The purpose of this proposed notice is to inform the public of
AOA's request for continued deeming authority for ASCs. This notice
also solicits public comment on whether AOA's requirements meet or
exceed the Medicare conditions for coverage (CfC) for ASCs.
III. Evaluation of Deeming Authority Request
AOA submitted all the necessary materials to enable us to make a
determination concerning its request for reapproval as a deeming
organization for ASCs. This application was determined to be complete
on April 6, 2009. Under Section 1865(a)(2) of the Act and our
regulations at Sec. 488.8 (Federal review of accrediting
[[Page 24859]]
organizations), our review and evaluation of AOA will be conducted in
accordance with, but not necessarily limited to, the following factors:
The equivalency of AOA's standards for an ASC as compared
with CMS' ASC conditions for coverage.
AOA's survey process to determine the following:
--The composition of the survey team, surveyor qualifications, and the
ability of the organization to provide continuing surveyor training.
--The comparability of AOA's processes to those of State agencies,
including survey frequency, and the ability to investigate and respond
appropriately to complaints against accredited facilities.

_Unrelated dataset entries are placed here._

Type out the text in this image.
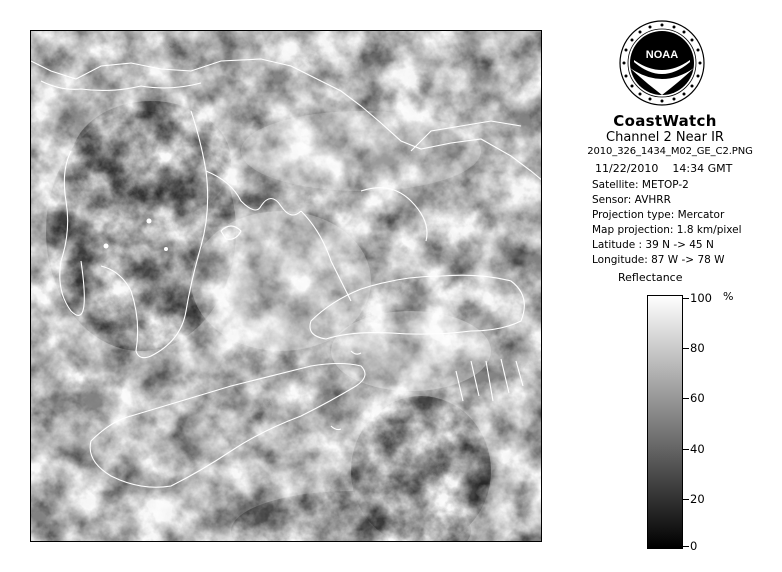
NOAA
CoastWatch
Channel 2 Near IR
2010_326_1434_M02_GE_C2.PNG
11/22/2010 14:34 GMT
Satellite: METOP-2
Sensor: AVHRR
Projection type: Mercator
Map projection: 1.8 km/pixel
Latitude : 39 N -> 45 N
Longitude: 87 W -> 78 W
Reflectance
%
100
80
60
40
20
0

--AOA's processes and procedures for monitoring ASCs found out of
compliance with AOA's program requirements. These monitoring procedures
are used only when AOA identifies noncompliance. If noncompliance is
identified through validation reviews, the State survey agency monitors
corrections as specified at Sec. 488.7(d).
--AOA's capacity to report deficiencies to the surveyed facilities and
respond to the facility's plan of correction in a timely manner.
--AOA's capacity to provide us with electronic data and reports
necessary for effective validation and assessment of the organization's
survey process.
--The adequacy of AOA's staff and other resources, and its financial
viability.
--AOA's capacity to adequately fund required surveys.
--AOA's policies with respect to whether surveys are announced or
unannounced, to assure that surveys are unannounced.
--AOA's agreement to provide us with a copy of the most current
accreditation survey together with any other information related to the
survey as we may require (including corrective action plans).
IV. Collection of Information Requirements
This document does not impose information collection and
recordkeeping requirements. Consequently, it need not be reviewed by
the Office of Management and Budget under the authority of the
Paperwork Reduction Act of 1995 (44 U.S.C. 35).
V. Response to Comments
Because of the large number of public comments we normally receive
on Federal Register documents, we are not able to acknowledge or
respond to them individually. We will consider all comments we receive
by the date and time specified in the DATES section of this preamble,
and, when we proceed with a subsequent document, we will respond to the
comments in the preamble to that document.
(Catalog of Federal Domestic Assistance Program No. 93.778, Medical
Assistance Program; No. 93.773 Medicare--Hospital Insurance Program;
and No. 93.774, Medicare--Supplementary Medical Insurance Program)
Dated: April 30, 2009.
Charlene Frizzera,
Acting Administrator, Centers for Medicare & Medicaid Services.